Togo: l’opposition « très satisfaite » du suivi de la journée « Togo mort »

Lomé – L’opposition togolaise s’est dite « très satisfaite » de la réponse à son appel à une journée ville morte, vendredi, pour protester contre le régime du président Faure Gnassingbé et rendre hommage aux victimes de récentes manifestations, même si banques et administrations sont restées ouvertes.

« Nous sommes très satisfaits, car l’appel à la journée de recueillement et de prières est très largement suivi à Lomé et dans certaines villes du pays », a déclaré à l’AFP Eric Dupuy, responsable à la communication de Cap 2015, qui regroupe cinq partis d’opposition. « Le peuple togolais a en marre et il a bien compris notre message », a-t-il ajouté.

La plupart des boutiques étaient fermées à Lomé, a rapporté un journaliste de l’AFP, notamment dans le quartier du centre-ville de Deckon.

Les banques étaient toutefois ouvertes, de même que les bureaux de l’administration publique.

La veille, le gouvernement avait demandé à la population de travailler normalement et ne pas céder aux « intimidations » des organisateurs de la « journée dite +Togo mort+ ».

« Il y avait une fluidité dans la circulation et un ralentissement de l’activité commerciale ce vendredi, situation liée à la stratégie de terreur, d’intimidation et de menaces des organisateurs de cette journée +Togo mort. Certains commerçants n’ont pas ouvert, parce qu’ils ont peur des actes de vandalisme », a dénoncé Gilbert Bawara, ministre de la Fonction publique.

« Mais aucune perturbation ou d’absence remarquable n’a été enregistrée dans l’administration et les services publics », a-t-il ajouté.

Le Cap 2015 et le Parti national panafricain (PNP) avaient demandé aux Togolais de rendre hommage aux victimes des manifestations du week-end dernier qui ont fait deux morts à Sokodé, à 300 km au nord de Lomé. Soixante-et-six personnes ont aussi été arrêtées, selon le ministre de la Justice, Pius Agbetomey.

Contre manifestation

Plusieurs responsables de l’opposition, dont leur de file Jean Pierre Fabre, ont assisté à une messe dans une église de Lomé à la mémoire des victimes. Ils étaient également dans une mosquée pour la prière musulmane.

« Nous venons d’accomplir un devoir, celui de nous souvenir de ceux-là qui sont morts le 19 août. Et ce souvenir doit nous galvaniser pour la suite de la lutte », a déclaré à l’AFP M. Fabre.
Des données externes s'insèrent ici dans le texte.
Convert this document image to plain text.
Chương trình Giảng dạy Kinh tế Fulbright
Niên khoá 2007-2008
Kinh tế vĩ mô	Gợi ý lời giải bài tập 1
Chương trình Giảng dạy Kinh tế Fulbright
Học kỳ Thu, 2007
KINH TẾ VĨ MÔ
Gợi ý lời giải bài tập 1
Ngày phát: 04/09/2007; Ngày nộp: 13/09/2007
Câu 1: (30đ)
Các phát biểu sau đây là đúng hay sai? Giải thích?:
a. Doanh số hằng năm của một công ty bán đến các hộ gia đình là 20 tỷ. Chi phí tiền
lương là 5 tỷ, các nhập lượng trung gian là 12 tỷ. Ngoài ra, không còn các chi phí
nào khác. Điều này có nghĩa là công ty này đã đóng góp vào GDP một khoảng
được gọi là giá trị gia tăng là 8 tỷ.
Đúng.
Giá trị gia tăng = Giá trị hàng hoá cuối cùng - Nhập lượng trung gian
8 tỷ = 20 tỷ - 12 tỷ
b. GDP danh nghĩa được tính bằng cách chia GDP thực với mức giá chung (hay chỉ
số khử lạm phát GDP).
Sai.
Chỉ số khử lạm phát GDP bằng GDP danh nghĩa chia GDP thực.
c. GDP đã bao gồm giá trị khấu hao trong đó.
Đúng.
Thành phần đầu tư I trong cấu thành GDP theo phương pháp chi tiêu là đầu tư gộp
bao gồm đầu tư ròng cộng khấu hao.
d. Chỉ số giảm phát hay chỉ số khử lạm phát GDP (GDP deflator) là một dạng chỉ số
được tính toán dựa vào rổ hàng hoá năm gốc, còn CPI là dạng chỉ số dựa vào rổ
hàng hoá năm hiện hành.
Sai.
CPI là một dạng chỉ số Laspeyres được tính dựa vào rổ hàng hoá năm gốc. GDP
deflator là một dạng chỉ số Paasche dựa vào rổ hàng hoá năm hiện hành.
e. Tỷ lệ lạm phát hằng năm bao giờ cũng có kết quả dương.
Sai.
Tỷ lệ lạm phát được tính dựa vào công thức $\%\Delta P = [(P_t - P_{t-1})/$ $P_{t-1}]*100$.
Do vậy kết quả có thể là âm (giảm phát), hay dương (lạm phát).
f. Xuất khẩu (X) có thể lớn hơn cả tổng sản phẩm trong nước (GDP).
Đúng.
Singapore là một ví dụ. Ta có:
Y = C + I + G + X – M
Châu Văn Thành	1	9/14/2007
« Seule la mobilisation populaire nous permettra de mettre fin à ce régime », a-t-il ajouté à propos du gouvernement de M. Gnassingbé dont la famille est au pouvoir depuis 50 ans.

L’opposition s’est unie pour appeler à une marche à Lomé les 30 et 31 août pour exiger des changements constitutionnels, accusant le parti présidentiel de faire traîner des réformes qu’elle réclame depuis 10 ans.

Le gouvernement a répliqué par l’annonce jeudi que les supporteurs du parti présidentiel (Unir) manifesteraient leur soutien au pouvoir dans les rues au même moment.

« Il est temps de faire les réformes politiques, surtout de limiter le mandat pour permettre un jour à un autre (que Faure Gnassingbé) de diriger ce pays », a déclaré à l’AFP Maurice Ehouili, conducteur de taxi moto.

« Cette fois-ci, nous sommes déterminés à exercer une forte pression sur le pouvoir pour qu’il fasse les réformes. Moi, je suis prêt à marcher tous les jours pour qu’on obtienne ces réformes », a-t-il dit.

Le président Gnassingbé a succédé à son père, Gnassingbé Eyadéma – qui a dirigé le Togo d’une main de fer pendant 38 ans – à la présidentielle de 2005 avec l’appui de l’armée, avant d’être réélu en 2010 et en 2015 lors de scrutins très contestés par l’opposition.

L’opposition réclame que la Constitution – modifiée en 2002 – soit révisée, notamment afin d’y réintroduire une limitation des mandats présidentiels à 10 ans au plus.

Elle exige également un mode de scrutin à deux tours, une recomposition de la Cour constitutionnelle et de la Commission électorale.